L’intérêt des provinces dans les appareils de jeu électronique soulève des questions de conflit d’intérêts [...] Comme les corps de police n’ont pas l’expertise technique pour faire enquête sur l’intégrité des machines de jeu, ils se rabattent sur des conseillers des autorités de jeu provinciales, celles-là même qui approuvent les appareils, ou encore des fabricants. Il y a lieu de remettre en question la pertinence et l’indépendance du système de freins et contrepoids du processus de réglementation.

Des fraudes récentes en Alberta, en Colombie-Britannique, au Manitoba et en Saskatchewan ont été découvertes grâce à des audits provinciaux, non pas par les corporations ou commissions de jeu provinciales. Pour supprimer les situations de conflit d’intérêts, réelles ou apparentes, il faut que des commissions de jeu indépendantes contrôlent la sûreté des produits autorisés, administrés, vendus et exploités par le gouvernement. Les responsabilités assumées actuellement par les commissions et corporations existantes doivent être cédées à des commissions indépendantes dotées de pouvoirs de surveillance semblables à ceux des vérificateurs généraux. Ces commissions seraient composées d’experts dans les domaines de la prévention, du droit et de la sûreté, de la thérapie, des services sociaux et de la recherche.

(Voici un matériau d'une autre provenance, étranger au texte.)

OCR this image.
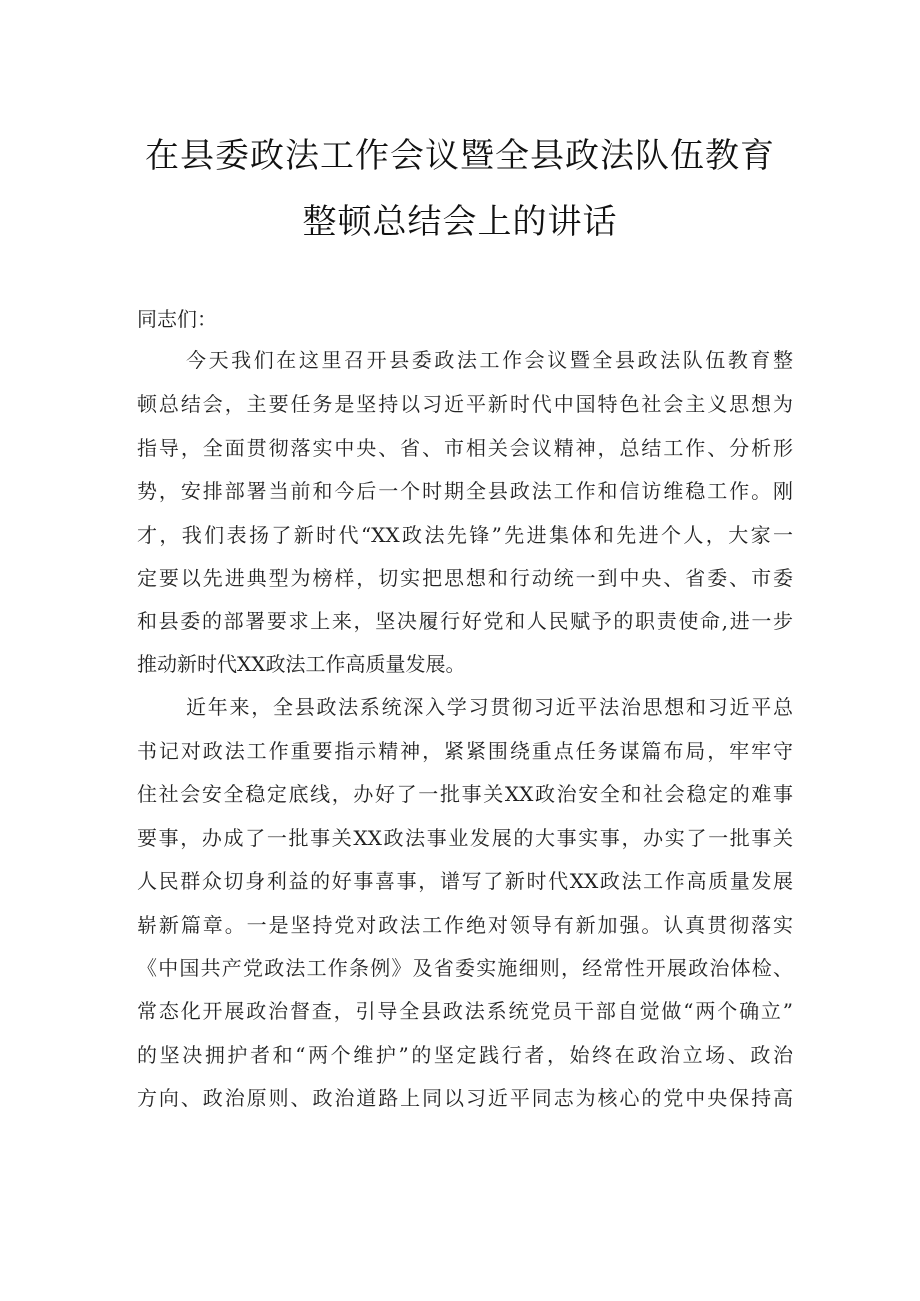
在县委政法工作会议暨全县政法队伍教育
整顿总结会上的讲话
同志们：
今天我们在这里召开县委政法工作会议暨全县政法队伍教育整
顿总结会，主要任务是坚持以习近平新时代中国特色社会主义思想为
指导，全面贯彻落实中央、省、市相关会议精神，总结工作、分析形
势，安排部署当前和今后一个时期全县政法工作和信访维稳工作。刚
才，我们表扬了新时代“XX政法先锋”先进集体和先进个人，大家一
定要以先进典型为榜样，切实把思想和行动统一到中央、省委、市委
和县委的部署要求上来，坚决履行好党和人民赋予的职责使命,进一步
推动新时代XX政法工作高质量发展。
近年来，全县政法系统深入学习贯彻习近平法治思想和习近平总
书记对政法工作重要指示精神，紧紧围绕重点任务谋篇布局，牢牢守
住社会安全稳定底线，办好了一批事关XX政治安全和社会稳定的难事
要事，办成了一批事关XX政法事业发展的大事实事，办实了一批事关
人民群众切身利益的好事喜事，谱写了新时代XX政法工作高质量发展
崭新篇章。一是坚持党对政法工作绝对领导有新加强。认真贯彻落实
《中国共产党政法工作条例》及省委实施细则，经常性开展政治体检、
常态化开展政治督查，引导全县政法系统党员干部自觉做“两个确立”
的坚决拥护者和“两个维护”的坚定践行者，始终在政治立场、政治
方向、政治原则、政治道路上同以习近平同志为核心的党中央保持高
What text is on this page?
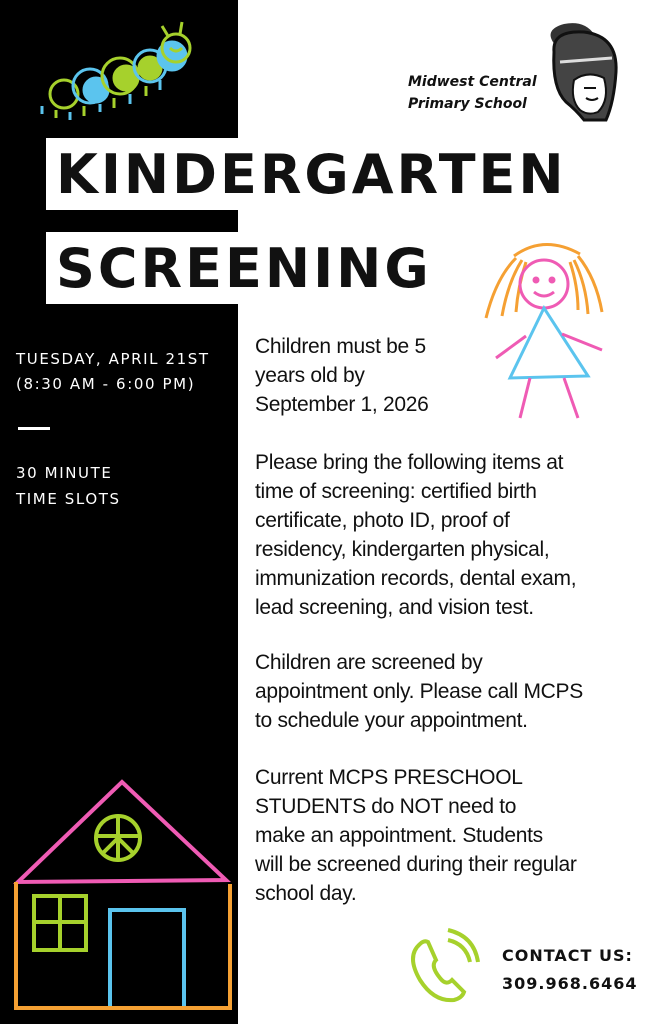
Midwest Central
Primary School
KINDERGARTEN
SCREENING
TUESDAY, APRIL 21ST
(8:30 AM - 6:00 PM)
30 MINUTE
TIME SLOTS
Children must be 5
years old by
September 1, 2026
Please bring the following items at
time of screening: certified birth
certificate, photo ID, proof of
residency, kindergarten physical,
immunization records, dental exam,
lead screening, and vision test.
Children are screened by
appointment only. Please call MCPS
to schedule your appointment.
Current MCPS PRESCHOOL
STUDENTS do NOT need to
make an appointment. Students
will be screened during their regular
school day.
CONTACT US:
309.968.6464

La principale responsabilité en matière de sûreté de la commission indépendante serait de concevoir et de contrôler des dispositifs de sûreté indépendants et objectifs qui répondraient de façon satisfaisante aux questions suivantes : a) Conception, intégrité et fonctionnalité des jeux électroniques : fonctionnent-ils correctement ? Sont-ils conçus de façon à favoriser la sûreté du jeu et à décourager le jeu compulsif ? Les codes source sont-ils vérifiés contre toute anomalie, par exemple, les oeufs de Pâques, les codes malveillants, etc. ? b) Emplacement des jeux électroniques : sont-ils installés dans des sites exclusifs et sûrs favorisant le jeu responsable et décourageant les comportements risqués ou compulsifs ? c) Signalisation et règles de jeu : les affiches donnent-elles l’information exacte et sont-elles placées bien en vue ? d) Procédures de relance des appareils : le jeu reprend-il normalement lorsque l’appareil est éteint ou paralysé temporairement ? e) Processus actuariels : les paris, gains et pertes sont-ils tous bien comptabilisés ? f) Processus de résolution des différends : existe-t-il des processus et éléments de preuve pour résoudre les litiges ? g) Protection des renseignements personnels : les données personnelles sont-elles à l’abri du regard du gouvernement et d’autres intervenants ? h) Protection des consommateurs : existe-t-il des procédures de contrôle des paris, de désactivation des comptes joueurs et d’autoexclusion ? Les appareils sont-ils conçus de façon à encourager les comportements sûrs et non compulsifs ? i) Processus de promotion et de publicité : existe-t-il des garanties que les promotions et publicités sont justes et exactes et qu’elles ne contribuent pas aux pratiques malhonnêtes ou comportements à risque ? Cette restructuration organisationnelle favoriserait les vérifications indépendantes et assurerait que les autorités et responsables d’enquêtes se portent garants pour l’ensemble du public et pas simplement pour les gouvernements ou le secteur industriel.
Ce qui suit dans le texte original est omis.